Add items to cart (order form)
AI agents use vtex_add_item_to_cart to create or update resources in MCP VTEX Server — usually the action step of a workflow, after the agent has gathered context. Every call changes real data in your MCP VTEX Server environment.
Adding items to a shopping cart modifies order form state reversibly—it creates a cart entry that can be undone by removing items. This is a Write operation (not Execute, as it doesn't run arbitrary code; not Destructive, as it's reversible; not Financial, as it doesn't commit payment).
From the tool's definition Tool name 'vtex_add_item_to_cart' and description 'Add items to cart (order form)' indicate creation/modification of cart data, which is reversible (items can be removed).
Attacks that exploit this kind of access
Add items to cart (order form). It is categorised as a Write tool in the MCP VTEX Server MCP Server, which means it can create or modify data. Consider rate limits to prevent runaway writes.
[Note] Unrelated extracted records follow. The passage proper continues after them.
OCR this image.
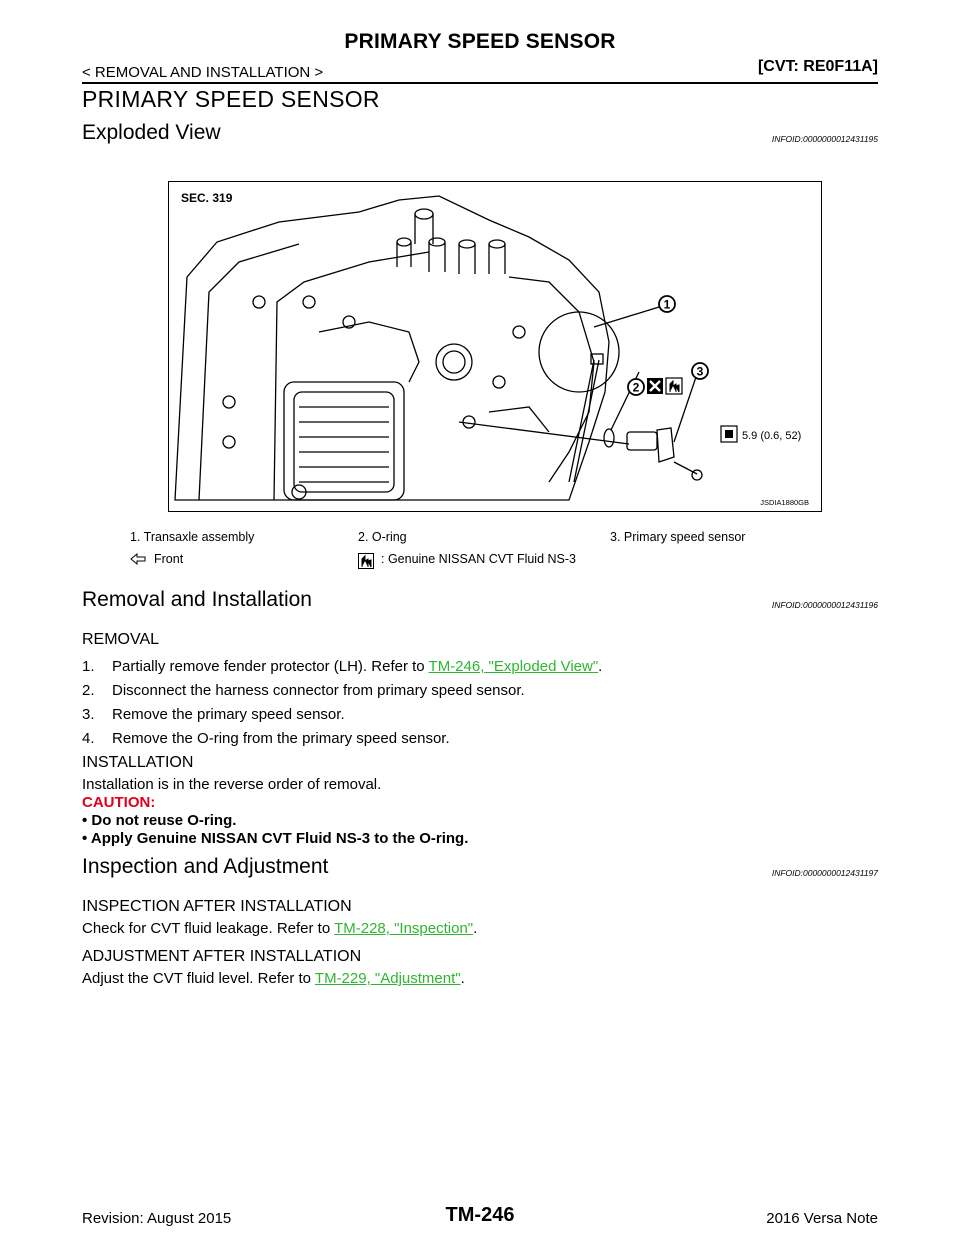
PRIMARY SPEED SENSOR
< REMOVAL AND INSTALLATION >	[CVT: RE0F11A]
PRIMARY SPEED SENSOR
Exploded View	INFOID:0000000012431195
SEC. 319
1
2
3
5.9 (0.6, 52)
JSDIA1880GB
1. Transaxle assembly	2. O-ring	3. Primary speed sensor
Front	: Genuine NISSAN CVT Fluid NS-3
Removal and Installation	INFOID:0000000012431196
REMOVAL
1. Partially remove fender protector (LH). Refer to TM-246, "Exploded View".
2. Disconnect the harness connector from primary speed sensor.
3. Remove the primary speed sensor.
4. Remove the O-ring from the primary speed sensor.
INSTALLATION
Installation is in the reverse order of removal.
CAUTION:
• Do not reuse O-ring.
• Apply Genuine NISSAN CVT Fluid NS-3 to the O-ring.
Inspection and Adjustment	INFOID:0000000012431197
INSPECTION AFTER INSTALLATION
Check for CVT fluid leakage. Refer to TM-228, "Inspection".
ADJUSTMENT AFTER INSTALLATION
Adjust the CVT fluid level. Refer to TM-229, "Adjustment".
Revision: August 2015	TM-246	2016 Versa Note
Register the MCP VTEX Server MCP server in PolicyLayer and add a rule for vtex_add_item_to_cart: allow, deny, rate-limit, or require approval. Point your MCP client at the PolicyLayer proxy URL and the rule is enforced on every call, before it reaches MCP VTEX Server. Nothing to install.
vtex_add_item_to_cart is a Write tool with medium risk. Write tools should be rate-limited to prevent accidental bulk modifications.
Yes. Add a rate_limit block to the vtex_add_item_to_cart rule in your PolicyLayer policy. For example, setting max: 10 and window: 60 limits the tool to 10 calls per minute. Rate limits are tracked per agent session and reset automatically.
Set action: deny in the PolicyLayer policy for vtex_add_item_to_cart. The AI agent will receive a policy violation error and cannot call the tool. You can also include a reason field to explain why the tool is blocked.
vtex_add_item_to_cart is provided by the MCP VTEX Server MCP server (leosepulveda/mcp-vtex). PolicyLayer sits as a proxy in front of this server to enforce policies before tool calls reach the server.
Every MCP server has a record like this.
Type a name, get the same breakdown: verified identity, auth posture, risk grade, capabilities, recommended policy.